Agência Estado
Um ano após a inauguração das primeiras unidades habitacionais no Complexo Julio Prestes, a poucos metros da Cracolândia, no Centro de São Paulo, os moradores dos apartamentos construídos por uma parceria público-privada vivem uma rotina sitiada. Separadas por muros e cercas de arame farpado, as 656 famílias das 5 torres, com 17 andares cada, vivem medo constante de caminhar à noite nas ruas vizinhas e são assediadas por usuários de drogas até mesmo quando estão na varanda de casa.

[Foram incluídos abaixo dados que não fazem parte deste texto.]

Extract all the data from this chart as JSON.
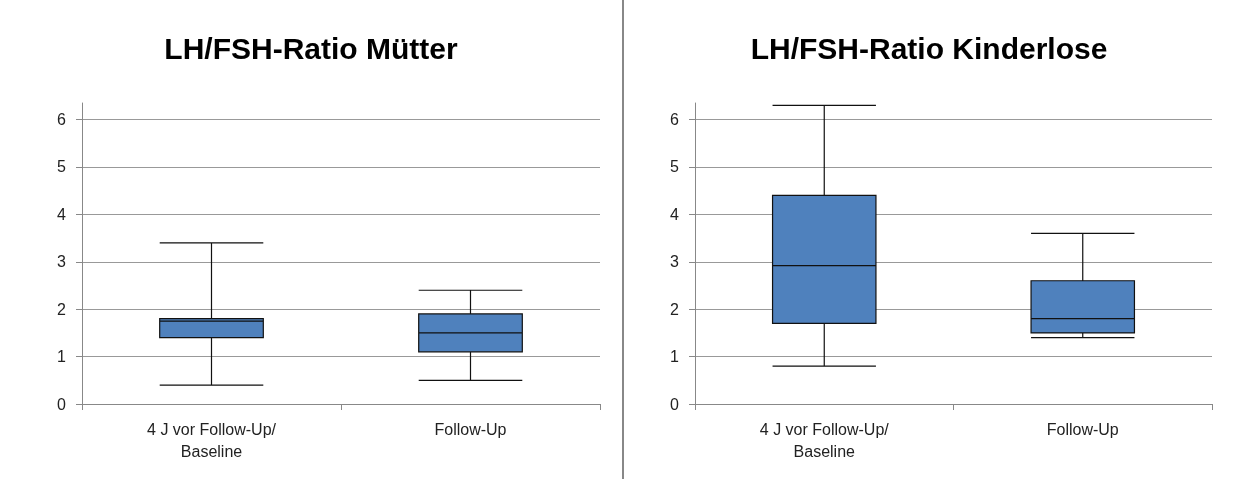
{
  "chart_data": [
    {
      "type": "box",
      "title": "LH/FSH-Ratio Mütter",
      "categories": [
        "4 J vor Follow-Up/\nBaseline",
        "Follow-Up"
      ],
      "ylim": [
        0,
        6.35
      ],
      "yticks": [
        0,
        1,
        2,
        3,
        4,
        5,
        6
      ],
      "grid": "y",
      "series": [
        {
          "color": "#4f81bd",
          "boxes": [
            {
              "low": 0.4,
              "q1": 1.4,
              "median": 1.75,
              "q3": 1.8,
              "high": 3.4
            },
            {
              "low": 0.5,
              "q1": 1.1,
              "median": 1.5,
              "q3": 1.9,
              "high": 2.4
            }
          ]
        }
      ]
    },
    {
      "type": "box",
      "title": "LH/FSH-Ratio Kinderlose",
      "categories": [
        "4 J vor Follow-Up/\nBaseline",
        "Follow-Up"
      ],
      "ylim": [
        0,
        6.35
      ],
      "yticks": [
        0,
        1,
        2,
        3,
        4,
        5,
        6
      ],
      "grid": "y",
      "series": [
        {
          "color": "#4f81bd",
          "boxes": [
            {
              "low": 0.8,
              "q1": 1.7,
              "median": 2.92,
              "q3": 4.4,
              "high": 6.3
            },
            {
              "low": 1.4,
              "q1": 1.5,
              "median": 1.8,
              "q3": 2.6,
              "high": 3.6
            }
          ]
        }
      ]
    }
  ]
}
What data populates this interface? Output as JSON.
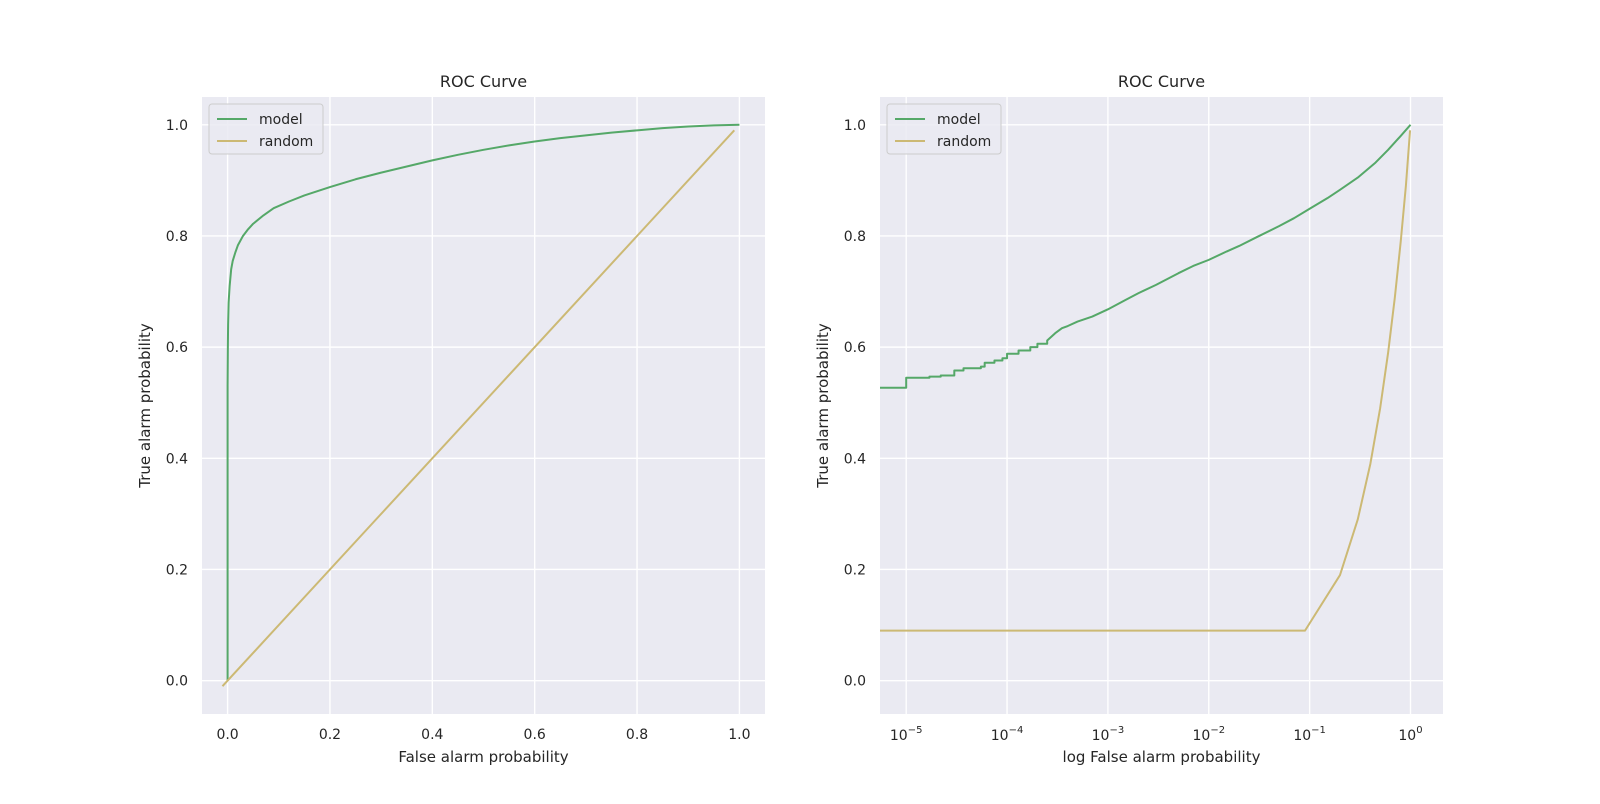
{
  "chart_data": [
    {
      "type": "line",
      "title": "ROC Curve",
      "xlabel": "False alarm probability",
      "ylabel": "True alarm probability",
      "xscale": "linear",
      "xlim": [
        -0.05,
        1.05
      ],
      "ylim": [
        -0.06,
        1.05
      ],
      "xticks": [
        0.0,
        0.2,
        0.4,
        0.6,
        0.8,
        1.0
      ],
      "xtick_labels": [
        "0.0",
        "0.2",
        "0.4",
        "0.6",
        "0.8",
        "1.0"
      ],
      "yticks": [
        0.0,
        0.2,
        0.4,
        0.6,
        0.8,
        1.0
      ],
      "ytick_labels": [
        "0.0",
        "0.2",
        "0.4",
        "0.6",
        "0.8",
        "1.0"
      ],
      "grid": true,
      "legend_position": "upper-left",
      "series": [
        {
          "name": "model",
          "color": "#55a868",
          "x": [
            0.0,
            0.0,
            0.0005,
            0.001,
            0.002,
            0.004,
            0.007,
            0.01,
            0.015,
            0.02,
            0.03,
            0.04,
            0.05,
            0.07,
            0.09,
            0.12,
            0.15,
            0.2,
            0.25,
            0.3,
            0.35,
            0.4,
            0.45,
            0.5,
            0.55,
            0.6,
            0.65,
            0.7,
            0.75,
            0.8,
            0.85,
            0.9,
            0.95,
            1.0
          ],
          "y": [
            0.0,
            0.53,
            0.6,
            0.64,
            0.68,
            0.71,
            0.74,
            0.755,
            0.77,
            0.783,
            0.8,
            0.812,
            0.822,
            0.837,
            0.85,
            0.862,
            0.873,
            0.888,
            0.902,
            0.914,
            0.925,
            0.936,
            0.946,
            0.955,
            0.963,
            0.97,
            0.976,
            0.981,
            0.986,
            0.99,
            0.994,
            0.997,
            0.999,
            1.0
          ]
        },
        {
          "name": "random",
          "color": "#ccb974",
          "x": [
            -0.01,
            0.99
          ],
          "y": [
            -0.01,
            0.99
          ]
        }
      ]
    },
    {
      "type": "line",
      "title": "ROC Curve",
      "xlabel": "log False alarm probability",
      "ylabel": "True alarm probability",
      "xscale": "log",
      "xlim": [
        5.5e-06,
        2.1
      ],
      "ylim": [
        -0.06,
        1.05
      ],
      "xticks": [
        1e-05,
        0.0001,
        0.001,
        0.01,
        0.1,
        1.0
      ],
      "xtick_labels": [
        {
          "base": "10",
          "exp": "−5"
        },
        {
          "base": "10",
          "exp": "−4"
        },
        {
          "base": "10",
          "exp": "−3"
        },
        {
          "base": "10",
          "exp": "−2"
        },
        {
          "base": "10",
          "exp": "−1"
        },
        {
          "base": "10",
          "exp": "0"
        }
      ],
      "yticks": [
        0.0,
        0.2,
        0.4,
        0.6,
        0.8,
        1.0
      ],
      "ytick_labels": [
        "0.0",
        "0.2",
        "0.4",
        "0.6",
        "0.8",
        "1.0"
      ],
      "grid": true,
      "legend_position": "upper-left",
      "series": [
        {
          "name": "model",
          "color": "#55a868",
          "x": [
            5.5e-06,
            1e-05,
            1e-05,
            1.7e-05,
            1.7e-05,
            2.2e-05,
            2.2e-05,
            3e-05,
            3e-05,
            3.7e-05,
            3.7e-05,
            5.5e-05,
            5.5e-05,
            6e-05,
            6e-05,
            7.5e-05,
            7.5e-05,
            9e-05,
            9e-05,
            0.0001,
            0.0001,
            0.00013,
            0.00013,
            0.00017,
            0.00017,
            0.0002,
            0.0002,
            0.00025,
            0.00025,
            0.0003,
            0.00035,
            0.0004,
            0.0005,
            0.0007,
            0.001,
            0.0015,
            0.002,
            0.003,
            0.005,
            0.007,
            0.01,
            0.015,
            0.02,
            0.03,
            0.05,
            0.07,
            0.1,
            0.15,
            0.2,
            0.3,
            0.45,
            0.6,
            0.8,
            1.0
          ],
          "y": [
            0.527,
            0.527,
            0.545,
            0.545,
            0.547,
            0.547,
            0.549,
            0.549,
            0.558,
            0.558,
            0.562,
            0.562,
            0.565,
            0.565,
            0.572,
            0.572,
            0.576,
            0.576,
            0.58,
            0.58,
            0.588,
            0.588,
            0.594,
            0.594,
            0.6,
            0.6,
            0.606,
            0.606,
            0.612,
            0.625,
            0.634,
            0.638,
            0.646,
            0.655,
            0.668,
            0.685,
            0.697,
            0.712,
            0.733,
            0.746,
            0.757,
            0.772,
            0.782,
            0.798,
            0.818,
            0.832,
            0.849,
            0.868,
            0.883,
            0.905,
            0.932,
            0.955,
            0.98,
            1.0
          ]
        },
        {
          "name": "random",
          "color": "#ccb974",
          "x": [
            5.5e-06,
            0.09,
            0.2,
            0.3,
            0.4,
            0.5,
            0.6,
            0.7,
            0.8,
            0.9,
            0.99
          ],
          "y": [
            0.09,
            0.09,
            0.19,
            0.29,
            0.39,
            0.49,
            0.59,
            0.69,
            0.79,
            0.89,
            0.99
          ]
        }
      ]
    }
  ]
}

A reportagem apurou que a Secretaria Estadual da Habitação recebeu relatos de arremesso de pedras às janelas dos apartamentos de moradores do complexo. A situação tem feito aumentar as desistências de futuros moradores. A pasta estuda a realização de uma força-tarefa para monitorar a relação entre moradores e usuários de droga.
A analista de departamento pessoal Raquel (nome fictício), de 29 anos, conta que é repreendida por pessoas do chamado “fluxo” (o grupo maior de viciados que caminha pelas ruas) quando, da varanda do 7º andar, mexe no celular. “Alguns ficam revoltados, pedem para a gente entrar. Às vezes, tem uns que estão armados. Vemos tudo lá de cima.” Nem os muros altos conseguem proteger os moradores. “Eles jogam lixo, garrafas, cachimbos e muito lixo por cima do muro. Dia desses, morderam uma criança que mora aqui”, diz Raquel. “Viemos sabendo que este espaço é deles há décadas. Sinto medo, mas já me acostumei. Na verdade, eu não ando para os lados do fluxo, nunca passei para lá.”
Todos os dias, ela sai da faculdade, no Largo de São Bento, às 22 horas. Para evitar surpresas, traçou um caminho seguro para chegar em casa. “Só vou pelas ruas com segurança na porta. Aquelas com comércio que fecha às 18 horas eu não ando.”
A questão da segurança também é um desafio para a assessora parlamentar Larissa D’Alkimin, de 31 anos, que acabou de se mudar com o filho de 5 anos para um apartamento no Complexo. “Ainda preciso descobrir o jeito mais seguro de chegar à noite aqui, já que saio do trabalho quando está escuro.”
A moradora tem esperança de que a situação melhore quando os muros forem derrubados, o que não tem previsão. “A gente sabe que a ideia é abrir os muros. E já ouvi falar que há planos de instalar um supermercado aqui dentro. Vai ser maravilhoso.”
No ano passado, o número de furtos na área do DP de Campos Elísios, onde está a Cracolândia, cresceu 37% em relação a 2017, quando houve a megaoperação do governo e da Prefeitura. No mesmo período, a alta de furtos na Capital ficou em 4%.
Praça
Também entregue há um ano pelo governo estadual, a Praça Julio Prestes continua cercada por um gradil, sem prazo para ser retirado. O local é aberto todos os dias às 8 horas e trancado novamente às 20 horas. Durante o dia, é vigiado por dois seguranças e não costuma ser frequentado pelos novos moradores.
As crianças acabam brincando dentro dos muros do complexo, em uma quadra e nas áreas abertas do terreno. Quando saem do prédio, são levadas pelos pais para ambientes fechados, como o Sesc 24 de maio.
No mesmo terreno do complexo, o governo estadual entregou há um ano 67 lojas, o chamado “boulevard comercial”, mas elas estão fechadas. Segundo a Secretaria de Habitação, não há prazo para a derrubada dos muros que isolam os edifícios das lojas e o complexo como um todo, por questões da segurança no entorno.
“Há uma sequência de ações entre várias secretarias, coordenadas entre Município e Estado, e a nossa busca é por trazer o mais rápido possível a Escola de Música, a creche e outras construções”, afirma o secretário Flavio Amary. “As PPPs farão 3 mil apartamentos no Centro, e essa é a solução. Quando a gente leva moradia, lojas, escola de música e creche, há melhora na região, no convívio e no conceito urbanístico.”
Desde maio do ano passado, foram entregues 1.131 unidades habitacionais da PPP do Centro, sendo 914 delas no complexo. Ao fim do processo, contabilizando toda a PPP do Centro, o governo prevê entregar um total de 3.683 moradias, sendo 2.260 habitações de interesse popular (HIS) e 1.423 habitações de mercado popular.